Jakarta Harga ayam pedaging ras (broiler) hidup atau livebird di tingkat peternak saat ini masih berada di bawah harga ayam acuan pembelian (HAP) maupun harga pokok produksi (HPP). Sehingga membuat peternak terpaksa menjual ayamnya lebih murah dari modal yang dikeluarkan.
Sekretaris Jenderal Perhimpunan Insan Perunggasan Rakyat Indonesia (Pinsar) Muhlis Wahyudi mengatakan, kejatuhan harga ayam livebird sebenarnya jadi fenomena yang terus berulang tiap tahun. Pada tahun lalu, itu terjadi di periode Juli-September 2024 pasca Lebaran Haji.

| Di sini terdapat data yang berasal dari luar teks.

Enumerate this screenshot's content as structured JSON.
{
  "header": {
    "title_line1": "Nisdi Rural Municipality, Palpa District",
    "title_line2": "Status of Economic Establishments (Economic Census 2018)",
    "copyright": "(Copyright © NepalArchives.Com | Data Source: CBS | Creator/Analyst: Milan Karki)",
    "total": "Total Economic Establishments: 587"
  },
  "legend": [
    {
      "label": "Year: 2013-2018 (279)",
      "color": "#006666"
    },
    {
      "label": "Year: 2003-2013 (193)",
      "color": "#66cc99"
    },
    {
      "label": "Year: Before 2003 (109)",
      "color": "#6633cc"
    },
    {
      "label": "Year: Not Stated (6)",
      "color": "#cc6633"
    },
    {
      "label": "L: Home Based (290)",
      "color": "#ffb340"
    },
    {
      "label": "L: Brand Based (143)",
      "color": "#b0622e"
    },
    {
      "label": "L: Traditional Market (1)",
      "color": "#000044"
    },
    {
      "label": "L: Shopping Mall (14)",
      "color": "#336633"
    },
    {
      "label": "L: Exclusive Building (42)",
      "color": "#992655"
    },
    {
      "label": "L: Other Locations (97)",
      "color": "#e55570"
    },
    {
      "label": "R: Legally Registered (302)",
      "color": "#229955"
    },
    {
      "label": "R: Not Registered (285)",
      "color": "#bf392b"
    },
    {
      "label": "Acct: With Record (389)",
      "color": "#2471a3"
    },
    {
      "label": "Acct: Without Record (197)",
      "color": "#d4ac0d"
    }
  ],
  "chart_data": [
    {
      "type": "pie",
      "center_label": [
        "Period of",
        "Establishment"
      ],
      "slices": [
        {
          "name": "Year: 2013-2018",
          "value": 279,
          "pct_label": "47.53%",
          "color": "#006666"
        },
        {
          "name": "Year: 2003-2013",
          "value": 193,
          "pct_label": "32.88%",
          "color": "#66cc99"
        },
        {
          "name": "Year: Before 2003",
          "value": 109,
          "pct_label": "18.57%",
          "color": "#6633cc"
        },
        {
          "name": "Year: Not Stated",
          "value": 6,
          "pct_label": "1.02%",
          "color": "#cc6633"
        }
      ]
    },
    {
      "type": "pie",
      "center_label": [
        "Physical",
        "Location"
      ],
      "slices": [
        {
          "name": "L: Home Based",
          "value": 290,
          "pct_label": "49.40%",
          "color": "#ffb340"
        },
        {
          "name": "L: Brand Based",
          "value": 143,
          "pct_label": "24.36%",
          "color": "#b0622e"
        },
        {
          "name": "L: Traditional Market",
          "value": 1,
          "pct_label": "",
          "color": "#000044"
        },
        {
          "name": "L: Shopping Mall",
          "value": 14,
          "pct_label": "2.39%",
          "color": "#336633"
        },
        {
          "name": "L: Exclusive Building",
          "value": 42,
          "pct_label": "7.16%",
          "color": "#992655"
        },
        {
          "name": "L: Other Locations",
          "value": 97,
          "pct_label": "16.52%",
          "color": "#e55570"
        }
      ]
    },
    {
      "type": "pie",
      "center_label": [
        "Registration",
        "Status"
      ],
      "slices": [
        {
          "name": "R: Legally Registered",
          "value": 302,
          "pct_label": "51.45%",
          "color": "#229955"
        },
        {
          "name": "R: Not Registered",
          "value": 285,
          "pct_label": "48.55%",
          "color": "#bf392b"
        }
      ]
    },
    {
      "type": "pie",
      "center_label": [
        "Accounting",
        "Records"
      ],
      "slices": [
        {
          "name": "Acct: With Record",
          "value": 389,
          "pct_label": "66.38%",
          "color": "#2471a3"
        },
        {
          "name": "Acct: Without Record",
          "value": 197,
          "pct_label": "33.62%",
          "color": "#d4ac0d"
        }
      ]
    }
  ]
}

Tahun ini, memang produksi bibit atau DOC (Day Old Chick) ayam pedaging yang kita pelihara di kandang, memang atas dasar importasi GPS, grand parent stock, neneknya, menetaskan induknya yang kita pelihara dan kita makan, memang banyak, terangnya kepada www.wmhg.org, Selasa (29/4/2025).
Muhlis menyampaikan, pada 2023 jumlah importasi GPS sekitar 680 ribu ekor, lebih banyak 40 ribu dari tahun sebelumnya sebesar 640 ribu ekor. Penambahan jumlah indukan ini membuat jumlah ayam livebird selevel cucu melonjak hingga oversupply.
Makanya produksi tahun 2023 berarti nanti cucunya, yang kita pelihara di 2 tahun berikutnya, 2025, memang dengan kelebihan importasi GPS dan perbaikan genetik, sehingga produktivitasnya kan nambah. Jumlahnya nambah, produktivitasnya juga nambah, ungkapnya.
Harapan di Program MBG
Memitigasi kelebihan pasok ini, Muhlis dan peternak ayam lainnya menaruh harapan pada program Makan Bergizi Gratis (MBG).
Program milik Presiden Prabowo Subianto tersebut diharapkan bisa bantu menyerap jumlah ayam yang semakin menumpuk di kandang.
Karena asumsinya dengan kelebihan produksinya, plus minus per minggu sekitar 10-15 persen (lebih besar) dibanding tahun kemarin, itu bisa ditampung di program Makan Bergizi Gratis, kata dia.
Sayangnya, program MBG belum bisa membantu proses penyerapan ayam pedaging ras di tingkat peternak. Tapi realitanya, sudah berproduksi, penyerapannya tidak maksimal. Karena MBG sendiri sampai sekarang belum maksimal juga, imbuhnya.